When 13 News Investigates asked a staffer if there had been any training, the staffer responded “None whatsoever. Only just recently where they told us to create a new password because of the cyberattack.”

13 News Investigates asked Technical Services Executive Director Rabih Hamadeh to explain the breakdown. He said the district has enforced password security since 2019.

“What sometimes happens in any organization that has 40,000 plus students and 8,000 employees, external and internal, is sometimes we do have some gaps,” said Hamadeh.

Hamadeh estimated about 20 percent. He said, “So the system is there, but enforcing the system sometimes can be a challenge and we have to do a lot of communication and manual follow-up.”

Those gaps enable cybercriminals to infiltrate critical systems to steal sensitive information and demand a ransom.

Wieczorek said, “We also need to ensure that these recommendations stay up to date with what the attackers are doing.”

The feds recommend implementing multi-factor authentication (MFA) as a first step in impactful security measures. The district sent an MFA notification to staff on that topic about a week after the attack.

“MFA is a required additional layer of security to protect your account when you connect to a TUSD network.”

Three days later staff had been told the district had a new security software and they needed to create new passwords that were at least 8 characters.

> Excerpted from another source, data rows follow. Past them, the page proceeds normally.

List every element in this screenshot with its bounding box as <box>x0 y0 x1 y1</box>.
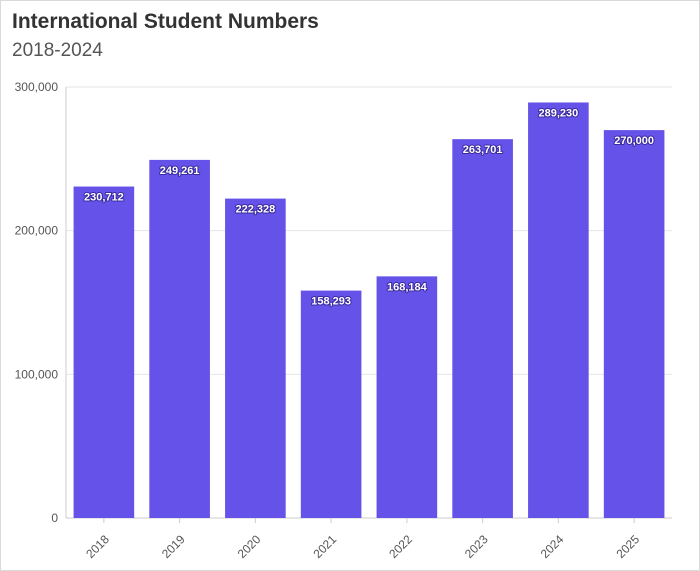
x-tick-label-2024: 2024 <box>538 532 567 561</box>
bar-2023 <box>452 139 513 518</box>
chart-title: International Student Numbers <box>12 10 319 33</box>
bar-2025 <box>603 130 665 518</box>
x-tick-label-2023: 2023 <box>462 532 491 561</box>
x-tick-label-2022: 2022 <box>386 532 415 561</box>
data-label-2025: 270,000 <box>614 135 654 147</box>
x-tick-label-2025: 2025 <box>613 532 642 561</box>
data-label-2024: 289,230 <box>538 107 578 119</box>
data-label-2018: 230,712 <box>84 192 124 204</box>
y-tick-label: 200,000 <box>15 224 59 238</box>
bar-2018 <box>73 186 135 518</box>
x-tick-label-2020: 2020 <box>235 532 264 561</box>
data-label-2021: 158,293 <box>311 296 351 308</box>
chart-subtitle: 2018-2024 <box>12 40 103 61</box>
y-tick-label: 0 <box>51 511 58 525</box>
y-tick-label: 100,000 <box>15 367 59 381</box>
bar-2019 <box>149 159 210 519</box>
x-tick-label-2019: 2019 <box>159 532 188 561</box>
bar-2024 <box>528 102 589 518</box>
bar-2022 <box>376 276 438 518</box>
data-labels: 230,712 249,261 222,328 158,293 168,184 263,7… <box>83 106 655 308</box>
x-tick-label-2021: 2021 <box>310 532 339 561</box>
data-label-2022: 168,184 <box>387 281 428 293</box>
data-label-2020: 222,328 <box>235 204 275 216</box>
data-label-2019: 249,261 <box>160 165 200 177</box>
x-tick-label-2018: 2018 <box>83 532 112 561</box>
bars <box>73 102 665 519</box>
bar-2021 <box>300 290 362 518</box>
bar-2020 <box>225 198 286 518</box>
y-tick-label: 300,000 <box>15 80 59 94</box>
data-label-2023: 263,701 <box>463 144 503 156</box>
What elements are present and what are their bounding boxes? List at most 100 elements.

”Wieczorek said, “And we’re seeing now in today’s day and age that even eight characters aren’t cutting it.”

13 News Investigates told Hamadeh that having eight characters for a password is outdated and that it has to even be strengthened by more than eight characters.

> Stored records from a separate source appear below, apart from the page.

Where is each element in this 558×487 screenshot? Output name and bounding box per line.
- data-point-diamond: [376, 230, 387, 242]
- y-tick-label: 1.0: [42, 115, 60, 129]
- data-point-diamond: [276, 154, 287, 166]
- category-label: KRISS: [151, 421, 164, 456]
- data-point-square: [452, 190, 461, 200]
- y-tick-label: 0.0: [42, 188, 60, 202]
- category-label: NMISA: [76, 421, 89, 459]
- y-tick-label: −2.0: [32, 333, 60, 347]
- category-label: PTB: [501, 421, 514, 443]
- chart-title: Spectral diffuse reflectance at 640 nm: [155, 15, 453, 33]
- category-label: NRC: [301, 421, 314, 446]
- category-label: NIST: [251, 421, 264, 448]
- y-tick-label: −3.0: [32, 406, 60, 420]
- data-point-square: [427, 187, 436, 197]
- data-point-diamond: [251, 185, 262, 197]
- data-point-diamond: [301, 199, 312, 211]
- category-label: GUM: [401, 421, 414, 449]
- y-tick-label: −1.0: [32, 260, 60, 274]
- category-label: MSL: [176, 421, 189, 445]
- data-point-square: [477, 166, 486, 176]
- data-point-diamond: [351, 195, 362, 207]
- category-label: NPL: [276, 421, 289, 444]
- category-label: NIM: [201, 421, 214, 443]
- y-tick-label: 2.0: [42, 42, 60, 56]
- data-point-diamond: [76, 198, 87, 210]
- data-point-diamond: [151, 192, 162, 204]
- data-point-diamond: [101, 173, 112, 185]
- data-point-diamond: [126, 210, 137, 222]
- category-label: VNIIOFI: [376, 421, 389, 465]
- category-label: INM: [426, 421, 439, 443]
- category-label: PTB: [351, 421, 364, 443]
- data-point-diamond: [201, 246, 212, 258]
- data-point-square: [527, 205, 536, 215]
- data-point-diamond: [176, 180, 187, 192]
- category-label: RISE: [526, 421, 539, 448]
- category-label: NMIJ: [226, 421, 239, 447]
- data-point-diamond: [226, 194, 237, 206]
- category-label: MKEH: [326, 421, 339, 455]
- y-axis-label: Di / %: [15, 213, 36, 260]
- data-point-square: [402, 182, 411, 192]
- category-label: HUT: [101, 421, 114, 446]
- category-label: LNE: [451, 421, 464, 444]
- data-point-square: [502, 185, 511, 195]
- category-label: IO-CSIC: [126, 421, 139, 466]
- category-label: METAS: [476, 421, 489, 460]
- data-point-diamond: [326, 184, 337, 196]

Hamadeh said “No, of course, eight characters must be minimum. What we would like to have and implement is one for students and one for staff. What we’re trying to implement now is 15 characters.”

The district ran into a glitch after it got the student password change app working again three weeks after the attack.

The next day it went down and the team notified the staff then that it was working to restore the function.